I think that one issue is that it's harder to manage them, especially because they tend to be high-skill niche businesses. The thing about social media is that any fucking idiot has, at least, the technical knowledge to run one. This makes them attractive to bikeshedding investors and also ripe places to put underachieving friends who are owed favors.
The economics are marginal. You need to put in a large amount of money over long time periods before you get any returns at all, so if those returns aren't great, you might end up losing money and not being able to continue.
A large portfolio of mid-risk companies is not low risk, because they are correlated in various ways. For example:
- macroeconomic shocks can hurt your entire portfolio.

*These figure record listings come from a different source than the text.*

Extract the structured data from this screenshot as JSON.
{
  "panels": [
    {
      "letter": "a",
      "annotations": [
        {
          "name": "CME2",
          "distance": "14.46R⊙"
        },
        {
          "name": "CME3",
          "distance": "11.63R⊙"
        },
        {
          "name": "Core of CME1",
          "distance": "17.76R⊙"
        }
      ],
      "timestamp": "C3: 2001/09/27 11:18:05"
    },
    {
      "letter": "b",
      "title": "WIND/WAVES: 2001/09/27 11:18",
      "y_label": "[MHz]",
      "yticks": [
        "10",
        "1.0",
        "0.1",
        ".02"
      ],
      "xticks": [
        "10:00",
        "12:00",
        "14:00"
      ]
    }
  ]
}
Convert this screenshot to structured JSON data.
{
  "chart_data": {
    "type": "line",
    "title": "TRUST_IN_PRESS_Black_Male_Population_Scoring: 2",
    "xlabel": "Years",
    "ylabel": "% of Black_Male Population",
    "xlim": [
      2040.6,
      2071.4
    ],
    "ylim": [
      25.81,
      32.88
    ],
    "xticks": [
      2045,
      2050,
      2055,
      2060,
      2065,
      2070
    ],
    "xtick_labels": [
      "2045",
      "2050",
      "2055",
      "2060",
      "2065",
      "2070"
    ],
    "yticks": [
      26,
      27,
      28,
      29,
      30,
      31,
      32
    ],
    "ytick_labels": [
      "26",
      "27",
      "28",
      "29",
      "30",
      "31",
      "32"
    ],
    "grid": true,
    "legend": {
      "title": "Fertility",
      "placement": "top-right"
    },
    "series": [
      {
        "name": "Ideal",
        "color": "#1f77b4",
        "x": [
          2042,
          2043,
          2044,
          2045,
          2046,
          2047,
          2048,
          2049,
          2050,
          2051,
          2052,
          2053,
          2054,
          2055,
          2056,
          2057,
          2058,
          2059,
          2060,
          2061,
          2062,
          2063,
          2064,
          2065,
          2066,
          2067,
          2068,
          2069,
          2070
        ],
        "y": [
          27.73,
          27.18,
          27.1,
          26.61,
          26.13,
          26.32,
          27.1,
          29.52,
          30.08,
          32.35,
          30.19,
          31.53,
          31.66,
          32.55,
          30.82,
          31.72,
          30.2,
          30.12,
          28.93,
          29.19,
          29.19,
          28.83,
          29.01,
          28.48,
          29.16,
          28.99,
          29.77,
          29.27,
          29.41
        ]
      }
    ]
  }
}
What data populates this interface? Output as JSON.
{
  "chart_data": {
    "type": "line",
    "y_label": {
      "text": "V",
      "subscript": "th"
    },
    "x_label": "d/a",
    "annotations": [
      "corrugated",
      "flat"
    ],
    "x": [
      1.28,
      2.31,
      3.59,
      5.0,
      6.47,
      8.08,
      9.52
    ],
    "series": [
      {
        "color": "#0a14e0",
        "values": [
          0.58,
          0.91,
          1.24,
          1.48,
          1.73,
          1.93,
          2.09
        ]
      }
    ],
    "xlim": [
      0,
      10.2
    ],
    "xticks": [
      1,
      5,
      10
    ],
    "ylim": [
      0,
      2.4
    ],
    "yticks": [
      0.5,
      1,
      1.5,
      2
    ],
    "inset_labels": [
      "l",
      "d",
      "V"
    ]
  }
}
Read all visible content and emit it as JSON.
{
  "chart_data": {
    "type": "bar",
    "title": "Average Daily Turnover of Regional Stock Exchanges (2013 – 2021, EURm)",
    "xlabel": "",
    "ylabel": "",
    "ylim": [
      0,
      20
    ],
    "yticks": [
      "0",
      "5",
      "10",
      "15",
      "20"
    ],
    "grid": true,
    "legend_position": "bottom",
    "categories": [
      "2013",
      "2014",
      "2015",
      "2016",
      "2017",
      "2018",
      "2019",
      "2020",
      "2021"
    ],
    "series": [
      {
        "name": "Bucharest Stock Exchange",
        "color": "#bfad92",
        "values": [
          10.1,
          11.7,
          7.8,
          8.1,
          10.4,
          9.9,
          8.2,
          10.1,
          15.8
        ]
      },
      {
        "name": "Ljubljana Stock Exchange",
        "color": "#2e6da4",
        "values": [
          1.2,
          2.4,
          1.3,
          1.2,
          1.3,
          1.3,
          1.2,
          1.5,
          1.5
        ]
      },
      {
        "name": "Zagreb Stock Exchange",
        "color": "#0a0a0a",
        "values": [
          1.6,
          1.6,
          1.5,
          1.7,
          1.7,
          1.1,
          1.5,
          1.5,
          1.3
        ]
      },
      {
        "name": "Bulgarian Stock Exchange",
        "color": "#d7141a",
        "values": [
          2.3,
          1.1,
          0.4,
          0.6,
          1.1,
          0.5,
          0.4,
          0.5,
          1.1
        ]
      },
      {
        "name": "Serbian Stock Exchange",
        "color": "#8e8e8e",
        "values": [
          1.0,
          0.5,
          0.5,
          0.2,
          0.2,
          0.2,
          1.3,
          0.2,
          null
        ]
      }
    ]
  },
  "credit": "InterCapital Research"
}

- your entire portfolio might have a selection bias
High-beta funds can let go of companies that fail. But if you're counting on most companies not failing in order to make money, you'll have to step in and rescue some companies where the founders break up, or give up, or move on to better opportunities. It's very painful to recruit and install new management.
The real reason is they take much more effort on the part of the investor to back companies like this. Much better to burn through hundreds of naive young guys trying to pick "outliers" than building businesses with a good chance of moderate success.
What do you think those are?
I think that one issue is that it's harder to manage them, especially because they tend to be high-skill niche businesses. The thing about social media is that any fucking idiot has, at least, the technical knowledge to run one. This makes them attractive to bikeshedding investors and also ripe places to put underachieving friends who are owed favors.